Provider Profiles were introduced on the CQC website without fanfare towards the end of last year. At first glance, it might appear beneficial that the Profiles can be easily understood, with a green tick denoting compliance, a grey cross non-compliance and a red cross, enforcement action. However, on careful examination, there are genuine concerns about their fairness as a means of informing the public about compliance and non-compliance with standards. This is because a green tick or grey cross is determined by the worst judged standard within each of the 5 outcome Chapters (based on the groupings in the Essential standards of quality and safety).

An outcome “rating” can be misleading if a member of the public only skims the front page of the Provider Profile and does not open up the judgement panel behind each Chapter to look at the particular outcome.  For example, a provider can be fully compliant with 4 out of 5 outcomes under Chapter 3 (Standards of caring for people safely and protecting them from harm) but if there are minor concerns with 1 outcome that will still generate a grey cross.  In comparison, another provider who is non-compliant with all 5 outcomes is given the same grey cross.  That is not a fair and balanced way of representing those two services to the public because it fails to distinguish between two services of profoundly different quality (assuming the CQC ratings are valid).  Additionally, the “rating” on the front page of the Provider Profile does not differentiate as to the seriousness of the non-compliance i.e. a grey cross arises from any breach, minor, moderate or major.

We suspect that the public and commissioners will tend to avoid providers who have any grey crosses on their Provider Profiles. Few readers will carry out a painstaking analysis to determine the real extent of non-compliance when making a judgement on the suitability of a service. Most people simply won’t have the time or the inclination to get into the regulatory detail.  Indeed, CQC would only have implemented this summary system if it considered that stakeholders wouldnot read the full reports.

Although the old quality rating system was not perfect, it at least sought to differentiate between providers on the basis of a rules-based system which led to an overall rating that was clear to the reader. What we have now is a simple “compliant or non-compliant” model which demands of the reader the time and willingness to read the separate judgement panels for each of the 16 outcomes and the Compliance Review Report in order to gain an appreciation of what the regulator is really saying about a particular service.

What all this means is that it is essential to challenge draft Compliance Review Reports in relation to factual inaccuracies, unsupported findings (such as subjective expressions of opinion) and unreasonable judgements.  After all, even a minor concern under one outcome will generate a grey cross in the Chapter it falls under.

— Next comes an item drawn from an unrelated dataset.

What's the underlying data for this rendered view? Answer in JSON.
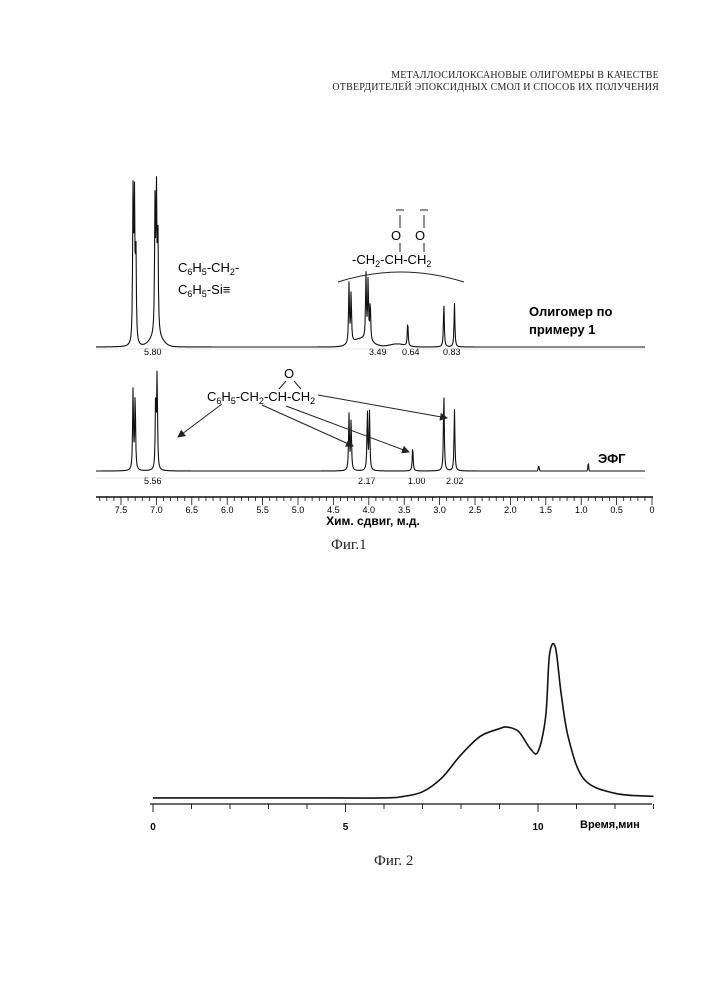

After the inspection, it will be important to produce and submit a comprehensive action plan to CQC whenever there are compliance actions that are justified. It should state the date you expect to become compliant. Importantly, when you are compliant you should send CQC evidence to back that up. CQC says on its website that it will review the service within 3 months of a provider declaring the action plan complete.  CQC adds, “If at that time we judge you to be compliant, your profile page will be up-dated when we publish the findings from that review of compliance.”  Provided you send in sufficient information to CQC, that review is likely to be a desktop exercise.  Even if you are challenging aspects of a draft Compliance Review Report, you should still submit an action plan in relation to any outcomes that have valid compliance actions in place.

A word of warning. Until CQC reviews an outcome, the judgement will stay the same on the Provider Profile.  While CQC will be carrying out a lot more inspections in the months to come, it is likely they will look at a smaller number of outcomes, typically no more than five. You need to watch out for outcomes that are missed on re-inspection and therefore remain as non-compliant on the Provider Profile.  Under CQC’s Guidance on how to carry out inspection, you should be told at the beginning of an inspection what areas will be looked at. If inspectors appear to be ignoring an outcome that was judged as non-compliant at the previous inspection, ask them to include this as part of the current inspection. You want a fresh review of that outcome or it could remain in place until CQC next looks at it or you submit evidence of compliance.  The important thing is to take the initiative and check your Provider Profile, following up on any grey crosses.  After all, the reputation and commercial viability of your business may depend on it.